Fig. 5b shows that the ‘as prepared’ lumefantrine nanoparticles stabilised with HPMCAS and zein (particle size distributions in Fig. 5a) were not completely amorphous (despite the significant increase in oral bioavailability for HPMCAS described above) as characteristic Bragg peaks indicative of crystalline lumefantrine at q = 0.4 and 1.64 Å−1 were observed. The intensity of Bragg peaks was lower in HPMCAS- compared to zein-stabilised nanoparticles.
When studying these systems using in situ SAXS during digestion, it is a different paradigm to studies starting with crystalline drug – the ‘ideal’ scenario is that drug is initially amorphous so the integrated area under the crystalline peaks is low or below detection, and during digestion it should stay low; if crystallisation occurs, the integrated peak area will start to increase, and significant crystallisation will result in a significant increase in the peak area. When dispersed in Tris buffer and Tris buffer containing bile salts (iFast), the HPMCAS-stabilised lumefantrine nanoparticles stayed relatively stable and no significant increase in crystallisation occurred. However, when the HPMCAS-stabilised nanoparticles were dispersed in infant formula alone and digested (Fig. 5c), a slight increase in the peak area for lumefantrine was observed, compared to buffer and bile salt media (iFast). Crystallisation of the lumefantrine in infant formula may be caused by the increased drug dissolution by the fat globules and/or presence of “impurities” that can act as nucleation sites for crystallisation. The process of crystallisation also appeared to be slightly accelerated during the digestion of infant formula (Fig. 5c).

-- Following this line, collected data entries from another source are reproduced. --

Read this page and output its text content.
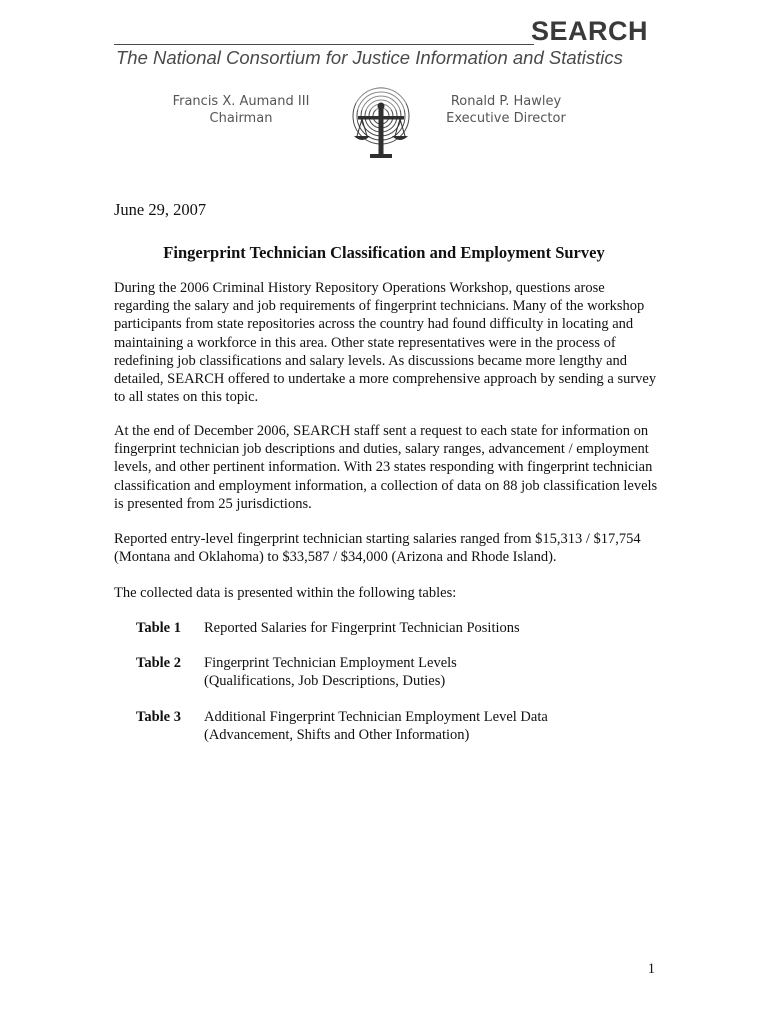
SEARCH
The National Consortium for Justice Information and Statistics
Francis X. Aumand III
Chairman
Ronald P. Hawley
Executive Director
June 29, 2007
Fingerprint Technician Classification and Employment Survey

During the 2006 Criminal History Repository Operations Workshop, questions arose regarding the salary and job requirements of fingerprint technicians. Many of the workshop participants from state repositories across the country had found difficulty in locating and maintaining a workforce in this area. Other state representatives were in the process of redefining job classifications and salary levels. As discussions became more lengthy and detailed, SEARCH offered to undertake a more comprehensive approach by sending a survey to all states on this topic.

At the end of December 2006, SEARCH staff sent a request to each state for information on fingerprint technician job descriptions and duties, salary ranges, advancement / employment levels, and other pertinent information. With 23 states responding with fingerprint technician classification and employment information, a collection of data on 88 job classification levels is presented from 25 jurisdictions.

Reported entry-level fingerprint technician starting salaries ranged from $15,313 / $17,754 (Montana and Oklahoma) to $33,587 / $34,000 (Arizona and Rhode Island).

The collected data is presented within the following tables:

Table 1 Reported Salaries for Fingerprint Technician Positions
Table 2 Fingerprint Technician Employment Levels
(Qualifications, Job Descriptions, Duties)
Table 3 Additional Fingerprint Technician Employment Level Data
(Advancement, Shifts and Other Information)
1
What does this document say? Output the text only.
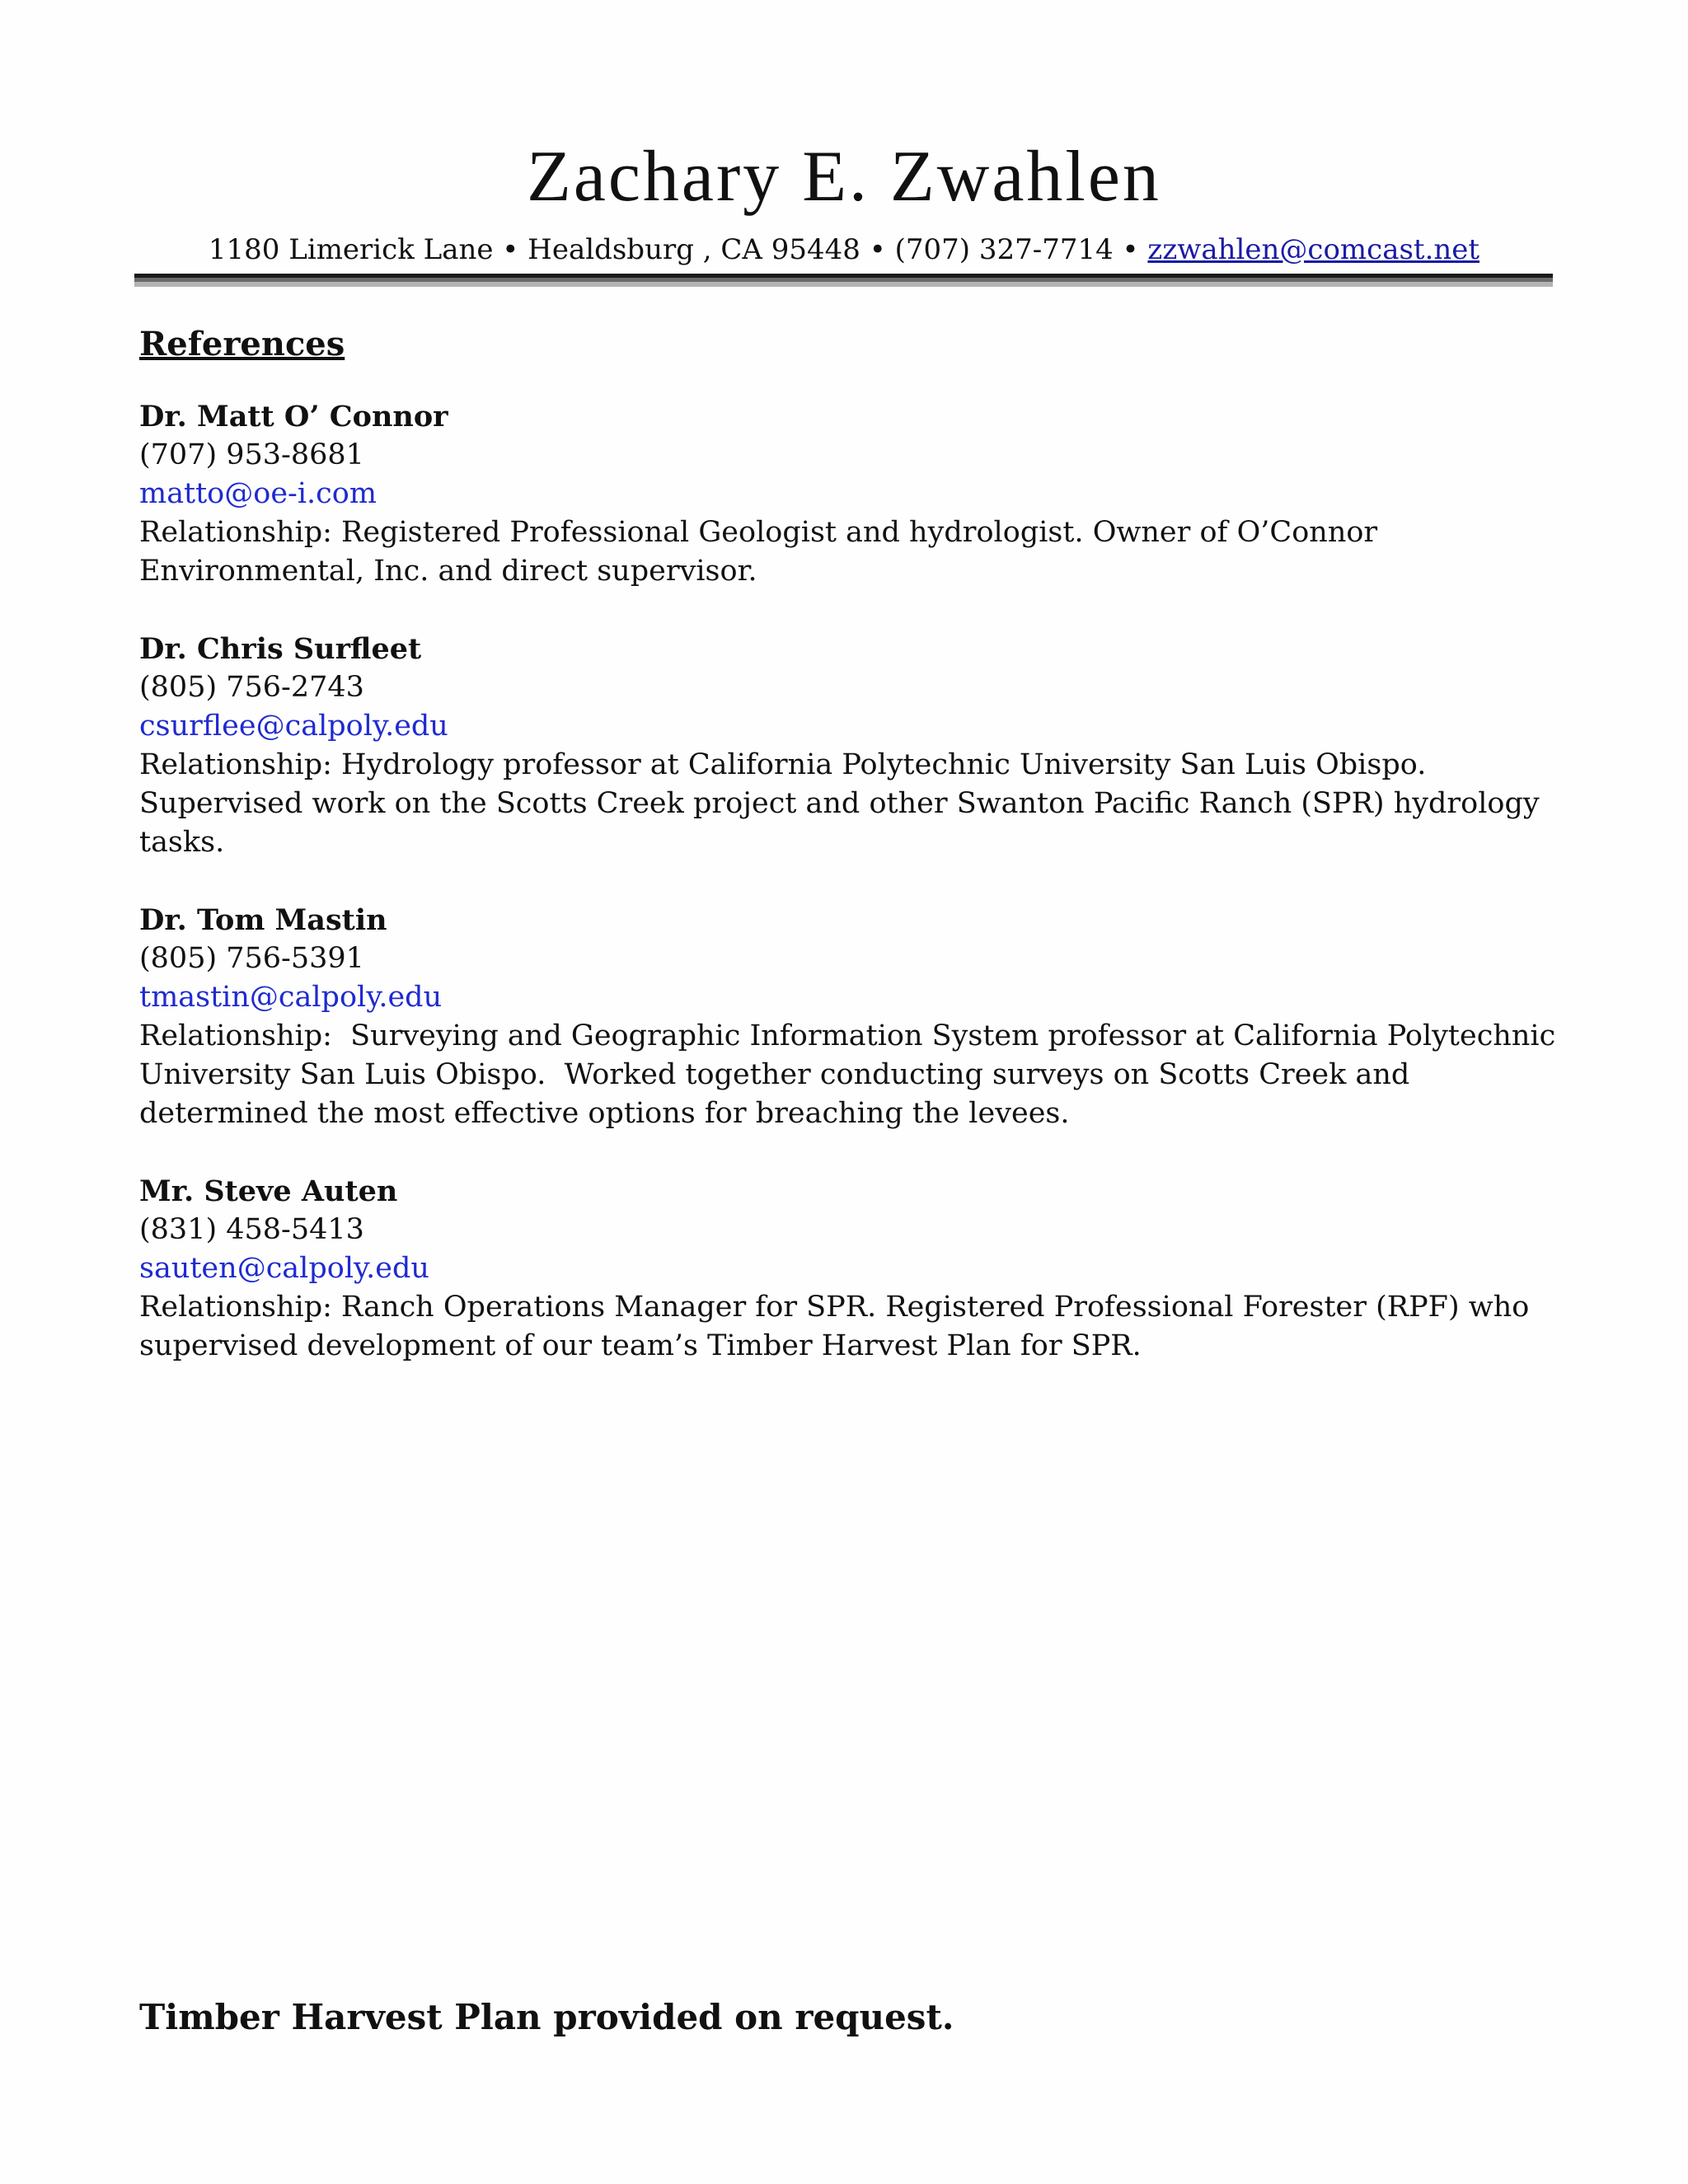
Zachary E. Zwahlen
1180 Limerick Lane • Healdsburg , CA 95448 • (707) 327-7714 • zzwahlen@comcast.net
References
Dr. Matt O’ Connor
(707) 953-8681
matto@oe-i.com
Relationship: Registered Professional Geologist and hydrologist. Owner of O’Connor Environmental, Inc. and direct supervisor.
Dr. Chris Surfleet
(805) 756-2743
csurflee@calpoly.edu
Relationship: Hydrology professor at California Polytechnic University San Luis Obispo. Supervised work on the Scotts Creek project and other Swanton Pacific Ranch (SPR) hydrology tasks.
Dr. Tom Mastin
(805) 756-5391
tmastin@calpoly.edu
Relationship:  Surveying and Geographic Information System professor at California Polytechnic University San Luis Obispo.  Worked together conducting surveys on Scotts Creek and determined the most effective options for breaching the levees.
Mr. Steve Auten
(831) 458-5413
sauten@calpoly.edu
Relationship: Ranch Operations Manager for SPR. Registered Professional Forester (RPF) who supervised development of our team’s Timber Harvest Plan for SPR.
Timber Harvest Plan provided on request.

Similarly, in the case of zein-stabilised lumefantrine nanoparticles, there was little change in the low amount of crystallised material in most of the media including infant formula during digestion (Fig. 5d). However, interestingly, a rapid and significant increase in the lumefantrine Bragg peak was observed about 10 minutes after injection of pancreatic lipase to the dispersed nanoparticles in Tris buffer (Fig. 5d). Because zein can be hydrolysed by proteases in the pancreatin,30 it is hypothesised that this onset of crystallisation was caused by the release of encapsulated lumefantrine following proteolysis which, in the absence of infant formula and bile salts, could not be subsequently dissolved. It is worth mentioning that pre-treatment of the formulation in the gastric phase (Tris, after gastric; Fig. 5d) involved only lowering of the pH and did not provide a mechanism for digestion. The role of pepsin on drug crystallisation therefore requires further investigation, as is the case for the impact of enzymes on other digestible stabilisers during product development. This study suggests that co-administration of zein/lumefantrine nanoparticles with infant formula could present a significant advantage in this instance as the digested lipid products would assist in re-solubilisation of the precipitated drug crystals. Overall, findings from this study also highlight the importance of selecting excipients when formulating nanoparticles for oral administration, given the presence of complex environment and enzymatic processes in the gastrointestinal tract.